I remember his performance distinctly, mostly because he was so damn
tall. Still, there was nothing about him that made me think the
guy would be in baseball in a year, let alone winning his 300th 20
years later. He was gangly and ineffective, going four innings, giving up six runs and walking six guys on the second worst offense in
the National League. When he was traded to the Mariners the following month I
thought “they gave up Mark Langston for that guy?” Mark Langston was an
All-Star who could strike guys out. Why on Earth would Seattle trade him for this wild beanpole?
Johnson slowly began to improve after the trade to Seattle, to the point where he was a genuinely average to slightly above average pitcher by 1992, though one who walked way, way too many guys. He was 28 by then. I figured that he would peter out soon enough and would be remembered as a slightly better, left handed Bobby Witt.
Then something clicked, and after it clicked no one had a chance off of the guy for the next dozen years.
Johnson was always a difficult interview. Sometimes surly, but mostly just introspective and private. He wasn’t the sort that would go on and on about his craft. If he was, however, he’d probably have an awful lot to say on the subjects of determination and concentration and above all else hard work. What’s the knock on tall pitchers? That their mechanics are impossible because of their size? Tell me: was there anyone who had simpler, more fluid mechanics than Randy Johnson in his prime? Mastering those mechanics was the only way he’d ever go from an erratic gas thrower to a perennial Cy Young Award winner, and to do that had to take hours and hours of work.
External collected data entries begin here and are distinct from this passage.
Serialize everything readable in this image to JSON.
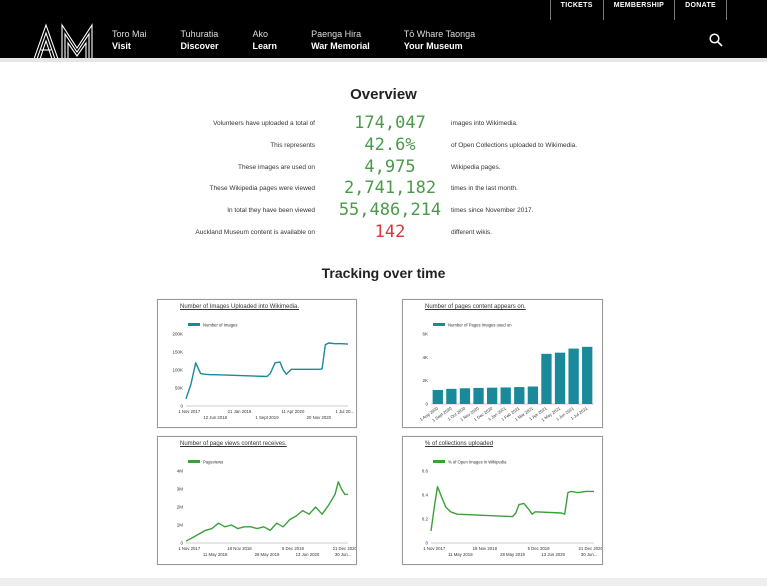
{
  "header": {
    "top_links": [
      "TICKETS",
      "MEMBERSHIP",
      "DONATE"
    ],
    "logo_text": "AM",
    "nav": [
      {
        "maori": "Toro Mai",
        "english": "Visit"
      },
      {
        "maori": "Tuhuratia",
        "english": "Discover"
      },
      {
        "maori": "Ako",
        "english": "Learn"
      },
      {
        "maori": "Paenga Hira",
        "english": "War Memorial"
      },
      {
        "maori": "Tō Whare Taonga",
        "english": "Your Museum"
      }
    ],
    "search_icon": "search-icon"
  },
  "overview": {
    "title": "Overview",
    "rows": [
      {
        "label": "Volunteers have uploaded a total of",
        "value": "174,047",
        "suffix": "images into Wikimedia.",
        "color": "#4a9a4a"
      },
      {
        "label": "This represents",
        "value": "42.6%",
        "suffix": "of Open Collections uploaded to Wikimedia.",
        "color": "#4a9a4a"
      },
      {
        "label": "These images are used on",
        "value": "4,975",
        "suffix": "Wikipedia pages.",
        "color": "#4a9a4a"
      },
      {
        "label": "These Wikipedia pages were viewed",
        "value": "2,741,182",
        "suffix": "times in the last month.",
        "color": "#4a9a4a"
      },
      {
        "label": "In total they have been viewed",
        "value": "55,486,214",
        "suffix": "times since November 2017.",
        "color": "#4a9a4a"
      },
      {
        "label": "Auckland Museum content is available on",
        "value": "142",
        "suffix": "different wikis.",
        "color": "#d23a3a"
      }
    ]
  },
  "tracking": {
    "title": "Tracking over time"
  },
  "chart_data": [
    {
      "type": "line",
      "title": "Number of Images Uploaded into Wikimedia.",
      "legend": "Number of Images",
      "color": "#1a8a9a",
      "yticks": [
        "0",
        "50K",
        "100K",
        "150K",
        "200K"
      ],
      "ylim": [
        0,
        200000
      ],
      "xticks_top": [
        "1 Nov 2017",
        "21 Jan 2019",
        "11 Apr 2020",
        "1 Jul 20..."
      ],
      "xticks_bottom": [
        "12 Jun 2018",
        "1 Sept 2019",
        "20 Nov 2020"
      ],
      "x": [
        0,
        0.03,
        0.06,
        0.09,
        0.12,
        0.15,
        0.18,
        0.5,
        0.52,
        0.55,
        0.58,
        0.6,
        0.62,
        0.65,
        0.82,
        0.84,
        0.86,
        0.88,
        0.92,
        0.96,
        1.0
      ],
      "values": [
        20000,
        60000,
        120000,
        90000,
        88000,
        87000,
        87000,
        82000,
        90000,
        120000,
        122000,
        100000,
        88000,
        102000,
        102000,
        103000,
        170000,
        175000,
        173000,
        173000,
        172000
      ]
    },
    {
      "type": "bar",
      "title": "Number of pages content appears on.",
      "legend": "Number of Pages Images used on",
      "color": "#1a8a9a",
      "yticks": [
        "0",
        "2K",
        "4K",
        "6K"
      ],
      "ylim": [
        0,
        6000
      ],
      "categories": [
        "1 Aug 2020",
        "1 Sept 2020",
        "1 Oct 2020",
        "1 Nov 2020",
        "1 Dec 2020",
        "1 Jan 2021",
        "1 Feb 2021",
        "1 Mar 2021",
        "1 Apr 2021",
        "1 May 2021",
        "1 Jun 2021",
        "1 Jul 2021"
      ],
      "values": [
        1200,
        1300,
        1350,
        1380,
        1400,
        1420,
        1450,
        1500,
        4300,
        4400,
        4750,
        4900
      ]
    },
    {
      "type": "line",
      "title": "Number of page views content receives.",
      "legend": "Pageviews",
      "color": "#3aa03a",
      "yticks": [
        "0",
        "1M",
        "2M",
        "3M",
        "4M"
      ],
      "ylim": [
        0,
        4000000
      ],
      "xticks_top": [
        "1 Nov 2017",
        "18 Nov 2018",
        "5 Dec 2019",
        "21 Dec 2020"
      ],
      "xticks_bottom": [
        "11 May 2018",
        "28 May 2019",
        "13 Jun 2020",
        "30 Jun..."
      ],
      "x": [
        0,
        0.04,
        0.08,
        0.12,
        0.16,
        0.2,
        0.24,
        0.28,
        0.32,
        0.36,
        0.4,
        0.44,
        0.48,
        0.52,
        0.56,
        0.6,
        0.64,
        0.68,
        0.72,
        0.76,
        0.8,
        0.84,
        0.88,
        0.92,
        0.94,
        0.96,
        0.98,
        1.0
      ],
      "values": [
        100000,
        300000,
        500000,
        700000,
        800000,
        1100000,
        900000,
        1000000,
        800000,
        900000,
        900000,
        800000,
        900000,
        700000,
        1100000,
        900000,
        1300000,
        1500000,
        1800000,
        1600000,
        2000000,
        1600000,
        2100000,
        2700000,
        3400000,
        3000000,
        2700000,
        2700000
      ]
    },
    {
      "type": "line",
      "title": "% of collections uploaded",
      "legend": "% of Open Images in Wikipedia",
      "color": "#3aa03a",
      "yticks": [
        "0",
        "0.2",
        "0.4",
        "0.6"
      ],
      "ylim": [
        0,
        0.6
      ],
      "xticks_top": [
        "1 Nov 2017",
        "18 Nov 2018",
        "5 Dec 2019",
        "21 Dec 2020"
      ],
      "xticks_bottom": [
        "11 May 2018",
        "28 May 2019",
        "13 Jun 2020",
        "30 Jun..."
      ],
      "x": [
        0,
        0.02,
        0.04,
        0.06,
        0.09,
        0.12,
        0.16,
        0.5,
        0.52,
        0.54,
        0.57,
        0.6,
        0.62,
        0.64,
        0.8,
        0.82,
        0.84,
        0.86,
        0.9,
        0.95,
        1.0
      ],
      "values": [
        0.1,
        0.3,
        0.47,
        0.4,
        0.3,
        0.26,
        0.24,
        0.22,
        0.25,
        0.32,
        0.33,
        0.28,
        0.24,
        0.26,
        0.25,
        0.24,
        0.42,
        0.43,
        0.42,
        0.43,
        0.43
      ]
    }
  ]
}
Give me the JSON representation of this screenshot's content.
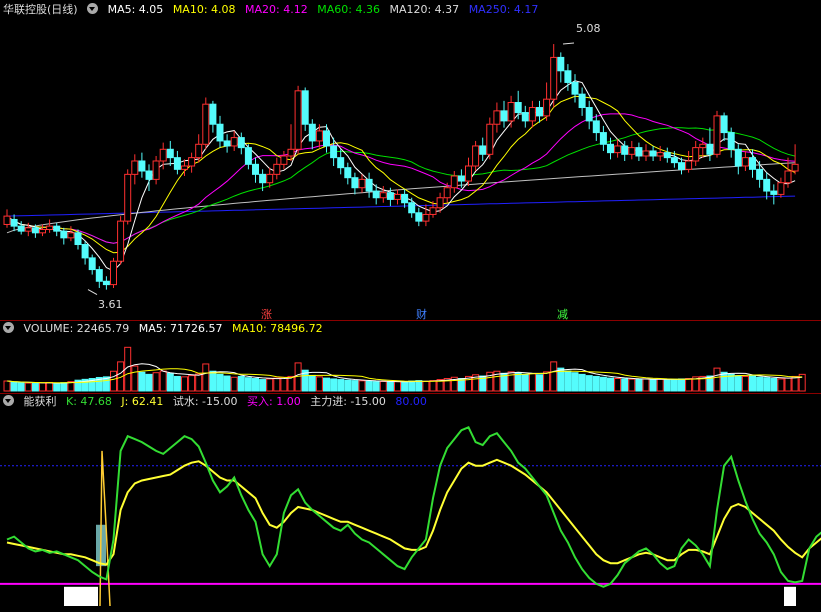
{
  "colors": {
    "up": "#ff3030",
    "down": "#54fcfc",
    "ma5": "#ffffff",
    "ma10": "#ffff00",
    "ma20": "#ff00ff",
    "ma60": "#00e000",
    "ma120": "#c0c0c0",
    "ma250": "#2020ff",
    "k": "#33dd33",
    "j": "#ffff33",
    "zhuli": "#ff00ff",
    "ref": "#2222ff"
  },
  "price_panel": {
    "stock_name": "华联控股(日线)",
    "ma_labels": {
      "ma5": "MA5: 4.05",
      "ma10": "MA10: 4.08",
      "ma20": "MA20: 4.12",
      "ma60": "MA60: 4.36",
      "ma120": "MA120: 4.37",
      "ma250": "MA250: 4.17"
    },
    "high_label": "5.08",
    "low_label": "3.61",
    "events": {
      "zhang": "涨",
      "cai": "财",
      "jian": "减"
    }
  },
  "volume_panel": {
    "volume_label": "VOLUME: 22465.79",
    "ma5_label": "MA5: 71726.57",
    "ma10_label": "MA10: 78496.72"
  },
  "indicator_panel": {
    "name": "能获利",
    "k_label": "K: 47.68",
    "j_label": "J: 62.41",
    "shishui_label": "试水: -15.00",
    "mairu_label": "买入: 1.00",
    "zhuli_label": "主力进: -15.00",
    "level_label": "80.00"
  },
  "chart_data": [
    {
      "type": "candlestick",
      "title": "华联控股(日线)",
      "ylim": [
        3.5,
        5.2
      ],
      "high": 5.08,
      "low": 3.61,
      "candles": [
        [
          4.0,
          4.05,
          3.98,
          4.09
        ],
        [
          4.03,
          3.99,
          3.96,
          4.06
        ],
        [
          3.99,
          3.96,
          3.94,
          4.02
        ],
        [
          3.96,
          3.98,
          3.93,
          4.01
        ],
        [
          3.98,
          3.95,
          3.92,
          4.0
        ],
        [
          3.95,
          3.97,
          3.93,
          4.0
        ],
        [
          3.97,
          3.99,
          3.95,
          4.03
        ],
        [
          3.99,
          3.96,
          3.93,
          4.01
        ],
        [
          3.96,
          3.92,
          3.88,
          3.98
        ],
        [
          3.92,
          3.95,
          3.9,
          3.99
        ],
        [
          3.95,
          3.88,
          3.85,
          3.97
        ],
        [
          3.88,
          3.8,
          3.76,
          3.9
        ],
        [
          3.8,
          3.73,
          3.7,
          3.82
        ],
        [
          3.73,
          3.66,
          3.62,
          3.75
        ],
        [
          3.66,
          3.64,
          3.61,
          3.69
        ],
        [
          3.64,
          3.78,
          3.62,
          3.8
        ],
        [
          3.78,
          4.02,
          3.76,
          4.05
        ],
        [
          4.02,
          4.3,
          4.0,
          4.33
        ],
        [
          4.3,
          4.38,
          4.24,
          4.42
        ],
        [
          4.38,
          4.32,
          4.28,
          4.43
        ],
        [
          4.32,
          4.27,
          4.2,
          4.36
        ],
        [
          4.27,
          4.38,
          4.24,
          4.41
        ],
        [
          4.38,
          4.45,
          4.33,
          4.49
        ],
        [
          4.45,
          4.4,
          4.35,
          4.5
        ],
        [
          4.4,
          4.33,
          4.3,
          4.44
        ],
        [
          4.33,
          4.35,
          4.29,
          4.39
        ],
        [
          4.35,
          4.4,
          4.31,
          4.43
        ],
        [
          4.4,
          4.48,
          4.37,
          4.54
        ],
        [
          4.48,
          4.72,
          4.45,
          4.76
        ],
        [
          4.72,
          4.6,
          4.55,
          4.74
        ],
        [
          4.6,
          4.5,
          4.46,
          4.65
        ],
        [
          4.5,
          4.47,
          4.43,
          4.54
        ],
        [
          4.47,
          4.52,
          4.44,
          4.56
        ],
        [
          4.52,
          4.46,
          4.42,
          4.55
        ],
        [
          4.46,
          4.36,
          4.33,
          4.48
        ],
        [
          4.36,
          4.3,
          4.25,
          4.4
        ],
        [
          4.3,
          4.25,
          4.2,
          4.33
        ],
        [
          4.25,
          4.3,
          4.22,
          4.34
        ],
        [
          4.3,
          4.36,
          4.27,
          4.4
        ],
        [
          4.36,
          4.41,
          4.33,
          4.44
        ],
        [
          4.41,
          4.45,
          4.38,
          4.6
        ],
        [
          4.45,
          4.8,
          4.42,
          4.83
        ],
        [
          4.8,
          4.6,
          4.56,
          4.82
        ],
        [
          4.6,
          4.5,
          4.45,
          4.63
        ],
        [
          4.5,
          4.56,
          4.46,
          4.6
        ],
        [
          4.56,
          4.47,
          4.43,
          4.6
        ],
        [
          4.47,
          4.4,
          4.35,
          4.52
        ],
        [
          4.4,
          4.34,
          4.3,
          4.45
        ],
        [
          4.34,
          4.28,
          4.24,
          4.37
        ],
        [
          4.28,
          4.22,
          4.18,
          4.31
        ],
        [
          4.22,
          4.27,
          4.19,
          4.3
        ],
        [
          4.27,
          4.2,
          4.16,
          4.31
        ],
        [
          4.2,
          4.16,
          4.12,
          4.24
        ],
        [
          4.16,
          4.19,
          4.13,
          4.23
        ],
        [
          4.19,
          4.15,
          4.11,
          4.22
        ],
        [
          4.15,
          4.18,
          4.12,
          4.21
        ],
        [
          4.18,
          4.13,
          4.1,
          4.21
        ],
        [
          4.13,
          4.07,
          4.04,
          4.16
        ],
        [
          4.07,
          4.02,
          3.99,
          4.1
        ],
        [
          4.02,
          4.06,
          3.99,
          4.12
        ],
        [
          4.06,
          4.1,
          4.04,
          4.14
        ],
        [
          4.1,
          4.16,
          4.07,
          4.19
        ],
        [
          4.16,
          4.22,
          4.13,
          4.25
        ],
        [
          4.22,
          4.29,
          4.19,
          4.32
        ],
        [
          4.29,
          4.26,
          4.22,
          4.33
        ],
        [
          4.26,
          4.35,
          4.23,
          4.4
        ],
        [
          4.35,
          4.47,
          4.32,
          4.5
        ],
        [
          4.47,
          4.42,
          4.38,
          4.52
        ],
        [
          4.42,
          4.6,
          4.39,
          4.64
        ],
        [
          4.6,
          4.68,
          4.55,
          4.73
        ],
        [
          4.68,
          4.62,
          4.58,
          4.74
        ],
        [
          4.62,
          4.73,
          4.58,
          4.77
        ],
        [
          4.73,
          4.67,
          4.63,
          4.8
        ],
        [
          4.67,
          4.62,
          4.58,
          4.71
        ],
        [
          4.62,
          4.7,
          4.58,
          4.74
        ],
        [
          4.7,
          4.65,
          4.61,
          4.74
        ],
        [
          4.65,
          4.75,
          4.62,
          4.85
        ],
        [
          4.75,
          5.0,
          4.7,
          5.08
        ],
        [
          5.0,
          4.92,
          4.85,
          5.03
        ],
        [
          4.92,
          4.85,
          4.8,
          4.96
        ],
        [
          4.85,
          4.78,
          4.73,
          4.9
        ],
        [
          4.78,
          4.7,
          4.65,
          4.82
        ],
        [
          4.7,
          4.62,
          4.57,
          4.74
        ],
        [
          4.62,
          4.55,
          4.5,
          4.66
        ],
        [
          4.55,
          4.48,
          4.44,
          4.59
        ],
        [
          4.48,
          4.43,
          4.39,
          4.52
        ],
        [
          4.43,
          4.47,
          4.4,
          4.51
        ],
        [
          4.47,
          4.42,
          4.38,
          4.5
        ],
        [
          4.42,
          4.46,
          4.39,
          4.5
        ],
        [
          4.46,
          4.41,
          4.38,
          4.49
        ],
        [
          4.41,
          4.44,
          4.38,
          4.48
        ],
        [
          4.44,
          4.41,
          4.38,
          4.47
        ],
        [
          4.41,
          4.43,
          4.38,
          4.47
        ],
        [
          4.43,
          4.4,
          4.37,
          4.46
        ],
        [
          4.4,
          4.37,
          4.34,
          4.44
        ],
        [
          4.37,
          4.33,
          4.3,
          4.4
        ],
        [
          4.33,
          4.38,
          4.31,
          4.44
        ],
        [
          4.38,
          4.46,
          4.35,
          4.5
        ],
        [
          4.46,
          4.48,
          4.4,
          4.52
        ],
        [
          4.48,
          4.42,
          4.38,
          4.58
        ],
        [
          4.42,
          4.65,
          4.4,
          4.68
        ],
        [
          4.65,
          4.55,
          4.5,
          4.67
        ],
        [
          4.55,
          4.45,
          4.4,
          4.58
        ],
        [
          4.45,
          4.35,
          4.3,
          4.48
        ],
        [
          4.35,
          4.4,
          4.32,
          4.44
        ],
        [
          4.4,
          4.33,
          4.28,
          4.45
        ],
        [
          4.33,
          4.27,
          4.22,
          4.38
        ],
        [
          4.27,
          4.2,
          4.15,
          4.31
        ],
        [
          4.2,
          4.18,
          4.12,
          4.24
        ],
        [
          4.18,
          4.25,
          4.16,
          4.28
        ],
        [
          4.25,
          4.32,
          4.22,
          4.4
        ],
        [
          4.32,
          4.36,
          4.3,
          4.48
        ]
      ],
      "ma_last": {
        "ma5": 4.05,
        "ma10": 4.08,
        "ma20": 4.12,
        "ma60": 4.36,
        "ma120": 4.37,
        "ma250": 4.17
      }
    },
    {
      "type": "bar",
      "title": "VOLUME",
      "ylim": [
        0,
        250000
      ],
      "values": [
        48000,
        42000,
        40000,
        38000,
        36000,
        39000,
        41000,
        37000,
        40000,
        45000,
        52000,
        56000,
        60000,
        65000,
        68000,
        95000,
        140000,
        210000,
        120000,
        90000,
        80000,
        88000,
        96000,
        85000,
        70000,
        68000,
        74000,
        82000,
        130000,
        95000,
        80000,
        72000,
        66000,
        70000,
        64000,
        60000,
        55000,
        58000,
        62000,
        66000,
        70000,
        135000,
        100000,
        75000,
        68000,
        62000,
        58000,
        55000,
        52000,
        50000,
        49000,
        47000,
        45000,
        46000,
        44000,
        45000,
        43000,
        48000,
        50000,
        46000,
        50000,
        55000,
        60000,
        66000,
        60000,
        70000,
        78000,
        72000,
        90000,
        95000,
        85000,
        92000,
        88000,
        80000,
        84000,
        78000,
        92000,
        140000,
        110000,
        96000,
        88000,
        80000,
        74000,
        70000,
        66000,
        62000,
        60000,
        58000,
        57000,
        56000,
        58000,
        55000,
        57000,
        54000,
        56000,
        58000,
        60000,
        68000,
        70000,
        72000,
        110000,
        90000,
        80000,
        74000,
        70000,
        72000,
        66000,
        64000,
        60000,
        58000,
        62000,
        70000,
        80000
      ],
      "ma5_last": 71726.57,
      "ma10_last": 78496.72
    },
    {
      "type": "line",
      "title": "能获利",
      "ylim": [
        -15,
        115
      ],
      "reference_level": 80,
      "series": [
        {
          "name": "K",
          "values": [
            30,
            32,
            28,
            24,
            22,
            23,
            21,
            22,
            20,
            18,
            16,
            12,
            8,
            5,
            3,
            30,
            90,
            100,
            98,
            96,
            93,
            90,
            88,
            92,
            96,
            100,
            98,
            93,
            82,
            70,
            62,
            66,
            72,
            60,
            50,
            42,
            20,
            12,
            20,
            48,
            60,
            64,
            55,
            50,
            46,
            42,
            38,
            36,
            40,
            34,
            30,
            28,
            24,
            20,
            16,
            12,
            10,
            18,
            24,
            30,
            58,
            80,
            92,
            98,
            104,
            106,
            96,
            94,
            100,
            102,
            96,
            90,
            82,
            78,
            72,
            66,
            60,
            48,
            36,
            28,
            18,
            10,
            4,
            0,
            -2,
            0,
            6,
            14,
            18,
            22,
            24,
            20,
            14,
            10,
            12,
            24,
            30,
            26,
            20,
            12,
            50,
            80,
            86,
            70,
            56,
            44,
            34,
            28,
            20,
            8,
            2,
            1,
            2,
            24,
            32,
            36,
            40,
            56,
            62
          ]
        },
        {
          "name": "J",
          "values": [
            28,
            27,
            26,
            25,
            24,
            23,
            22,
            21,
            20,
            20,
            19,
            18,
            16,
            14,
            13,
            20,
            50,
            62,
            68,
            70,
            71,
            72,
            73,
            74,
            77,
            80,
            82,
            83,
            80,
            76,
            72,
            70,
            70,
            66,
            62,
            58,
            48,
            40,
            38,
            42,
            48,
            52,
            51,
            50,
            48,
            46,
            44,
            42,
            42,
            40,
            38,
            36,
            34,
            32,
            30,
            27,
            24,
            23,
            23,
            25,
            36,
            50,
            62,
            70,
            78,
            82,
            80,
            80,
            82,
            84,
            82,
            80,
            77,
            74,
            70,
            66,
            62,
            56,
            50,
            44,
            38,
            32,
            26,
            20,
            16,
            14,
            14,
            16,
            18,
            20,
            21,
            20,
            18,
            16,
            16,
            20,
            23,
            23,
            22,
            20,
            32,
            44,
            52,
            54,
            52,
            48,
            44,
            40,
            36,
            30,
            25,
            21,
            18,
            24,
            28,
            32,
            36,
            44,
            50
          ]
        }
      ],
      "signals": [
        {
          "name": "试水",
          "value": -15.0
        },
        {
          "name": "买入",
          "value": 1.0
        },
        {
          "name": "主力进",
          "value": -15.0
        }
      ]
    }
  ]
}
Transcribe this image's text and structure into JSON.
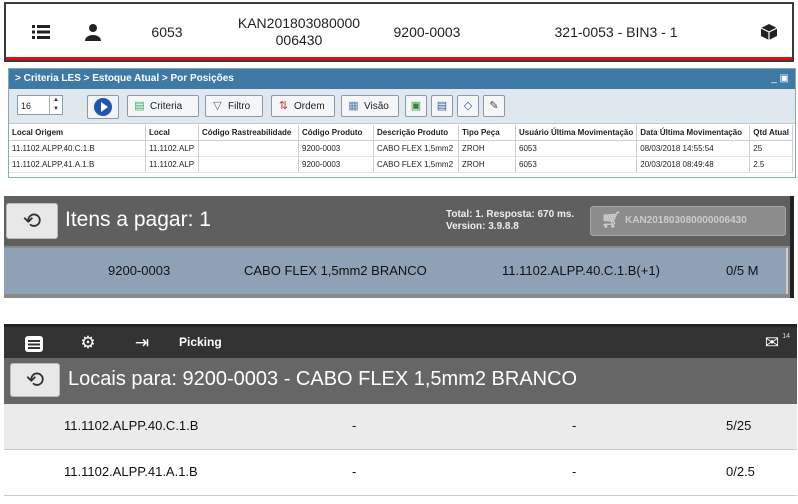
{
  "panel_top": {
    "code": "6053",
    "kanban": "KAN201803080000\n006430",
    "product": "9200-0003",
    "location": "321-0053 - BIN3 - 1",
    "icons": [
      "list-icon",
      "user-icon",
      "box-icon"
    ]
  },
  "panel_grid": {
    "breadcrumb": "> Criteria LES > Estoque Atual > Por Posições",
    "spin_value": "16",
    "buttons": {
      "criteria": "Criteria",
      "filtro": "Filtro",
      "ordem": "Ordem",
      "visao": "Visão"
    },
    "columns": [
      "Local Origem",
      "Local",
      "Código Rastreabilidade",
      "Código Produto",
      "Descrição Produto",
      "Tipo Peça",
      "Usuário Última Movimentação",
      "Data Última Movimentação",
      "Qtd Atual"
    ],
    "rows": [
      [
        "11.1102.ALPP.40.C.1.B",
        "11.1102.ALP",
        "",
        "9200-0003",
        "CABO FLEX 1,5mm2",
        "ZROH",
        "6053",
        "08/03/2018 14:55:54",
        "25"
      ],
      [
        "11.1102.ALPP.41.A.1.B",
        "11.1102.ALP",
        "",
        "9200-0003",
        "CABO FLEX 1,5mm2",
        "ZROH",
        "6053",
        "20/03/2018 08:49:48",
        "2.5"
      ]
    ]
  },
  "panel_pay": {
    "title": "Itens a pagar: 1",
    "meta_line1": "Total: 1. Resposta: 670 ms.",
    "meta_line2": "Version: 3.9.8.8",
    "cart_label": "KAN201803080000006430",
    "row": {
      "product": "9200-0003",
      "description": "CABO FLEX 1,5mm2 BRANCO",
      "location": "11.1102.ALPP.40.C.1.B(+1)",
      "qty": "0/5 M"
    }
  },
  "panel_pick": {
    "nav_label": "Picking",
    "badge": "14",
    "title": "Locais para: 9200-0003 - CABO FLEX 1,5mm2 BRANCO",
    "rows": [
      {
        "location": "11.1102.ALPP.40.C.1.B",
        "c2": "-",
        "c3": "-",
        "qty": "5/25"
      },
      {
        "location": "11.1102.ALPP.41.A.1.B",
        "c2": "-",
        "c3": "-",
        "qty": "0/2.5"
      }
    ]
  },
  "colors": {
    "titlebar": "#3f7aa6",
    "header_dark": "#5f5f5f",
    "row_selected": "#8fa1b4",
    "alert_red": "#dd1111"
  }
}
Many people will be writing about Randy Johnson in the next couple of days, and when they do they will likely use the terms “gifted” and “overpowering” and “physical specimen.” And they’ll be apt words because he was a gifted, overpowering physical specimen.
But most of us would have forgotten about the guy sometime in the mid-90s if he didn’t work, likely harder than any pitcher has ever worked before or since, to transform himself from that gifted but erratic thrower I saw in 1989 to the inner-circle Hall of Famer he is today, on the day of his retirement.
Congratulations on a spectacular career, Mr. Johnson. See you in Cooperstown in 2015.